On the other hand, cross-country is currently doing a great job of being more favourable in the eyes of regular mountain bikers with Tom Pidock known to whip a downhill bike. Importantly, modern XC bikes are looking good and are much more relatable than bikes of yore. Both the Yeti ASR and Specialized Epic are great-looking machines and, although the Lefty fork will divide opinions, Cannondale’s Scalpel also looks much more approachable.
But there’s no escaping the increasingly outdated perceptions that cross-country is the lightest and 'easiest' form of riding – and I'm taking from a skill-level perspective here. And that’s the hard sell. With that mindset, cross-country bikes don’t have the aspirational factor of an enduro or downhill bike that can cope with the gnarliest of riding and the biggest of jumps which, let’s face it, the vast majority of us won’t attempt. Yep, I went there.
Is this the end of downcountry?
When downcountry began to cement itself in our vocabularies, cross-country was very much race-focussed. Down-country took the efficiency, lightweight and smaller suspension figures and married them with solid trail geometries and burlier componentry to attempt to achieve the true quiver killer.
Some bikes that could be considered down-country come in the form of Merida’s One-Twenty and Cotic’s FlareMAX, which get more aggressively treaded rubber than purpose-built XC machines and are heavier.
The kind of riding modern XC athletes are racing could be prime for a downcountry bike. This raises questions as to why they’re not riding these bikes. The answer is balance. Down-country bikes are typically a little longer and slacker and, due to fatter fork stanchions among other things, they’re not as light.
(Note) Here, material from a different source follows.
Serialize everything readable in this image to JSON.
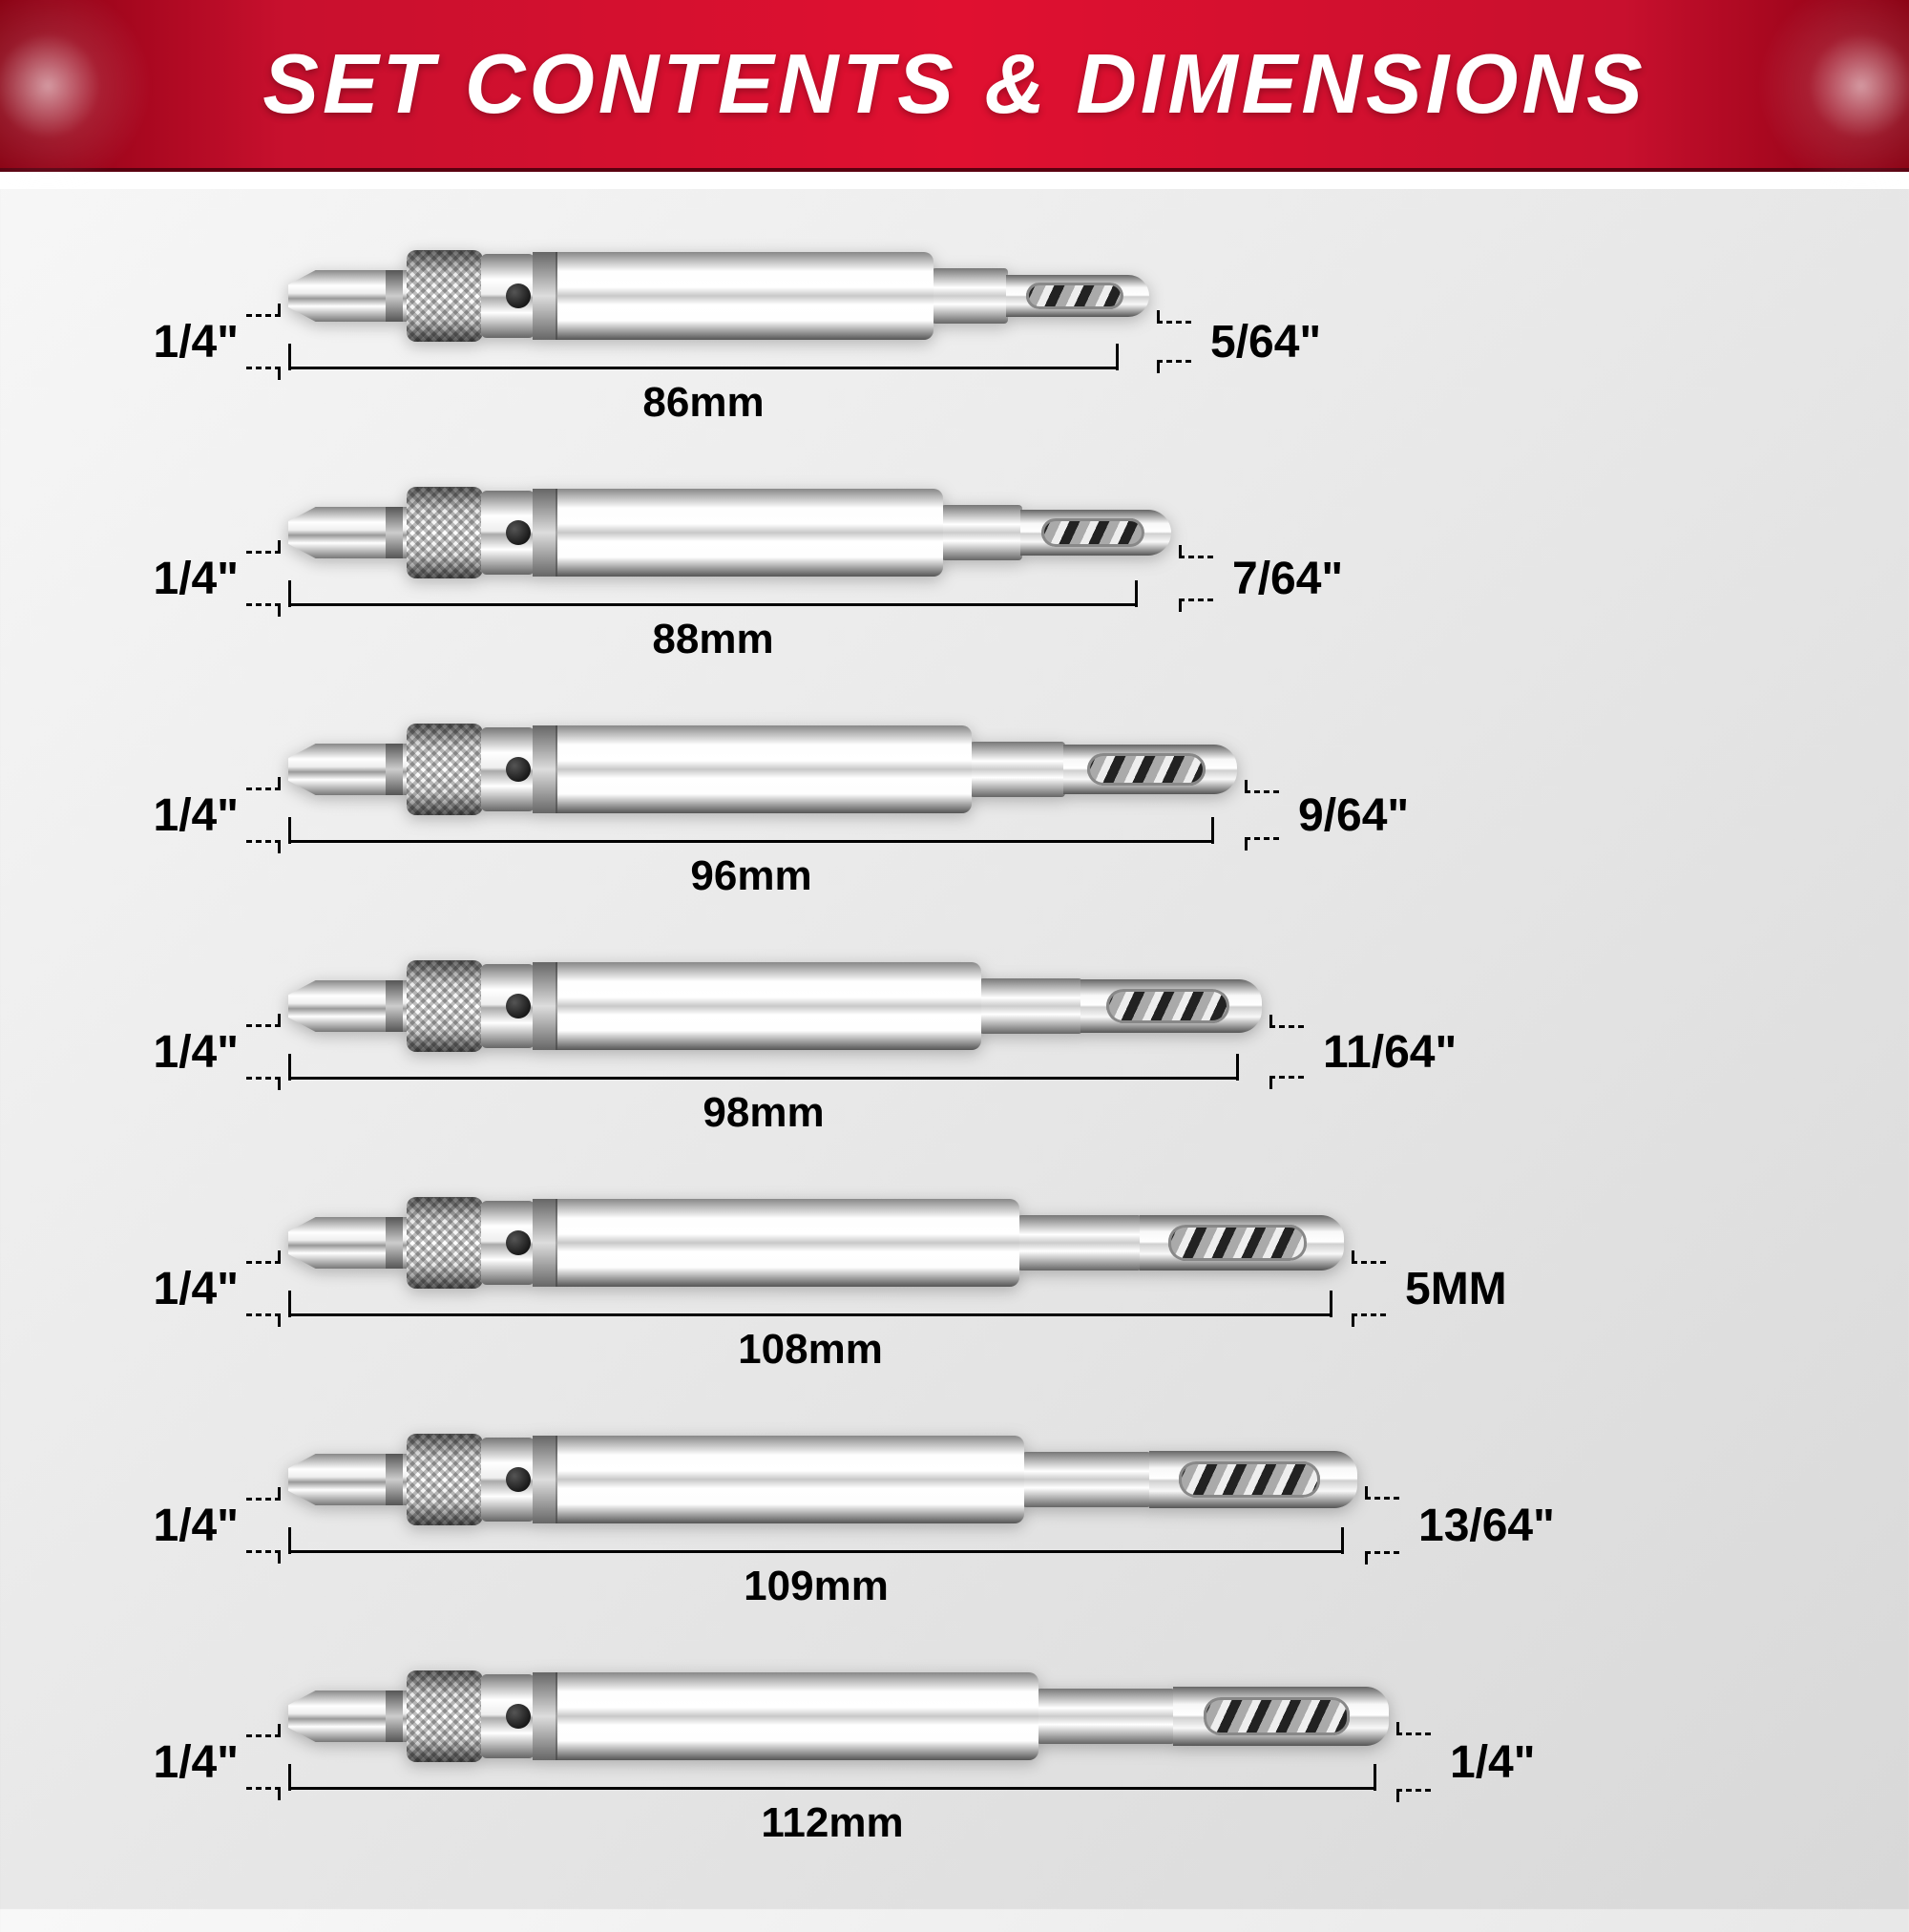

At the sharp end of XC, those factors can rack up seconds as they’re not quite as responsive when steering, or as effortless to fling up a hill.
However, I don’t believe that the genre is going away as it does away with all-out weight savings to better balance downhill prowess with beefier forks and better-protected tyre casings straight out of the box. So, perhaps down-country bikes are the true quiver killers but with a real stigma of ‘yet another made-up genre by brands to sell more bikes’ that’s a whole new level of persuasion that needs to happen.
There might not be such thing as a quiver killer but modern XC is the closest yet and the bikes are ridiculously fun
Unless you’re at the top of your game and earning the big bucks, mountain biking is meant to be fun. And many riders are overbiking themselves to tackle the aforementioned terrain they may never face.
Less suspension travel means a few things with fewer grams being key but lots of suspension travel is designed to absorb impressive levels of trail imperfection. However, trail imperfections and the ability to feel them and have the bike communicate what’s going on under those tyres are fun. It’s the same reason hardtails are so prominent as they transmit feedback. They might not be as fast as big travelled mountain bikes but because there’s so much support and feel through the suspension, they make even the least intimidating of trails packed full of excitement.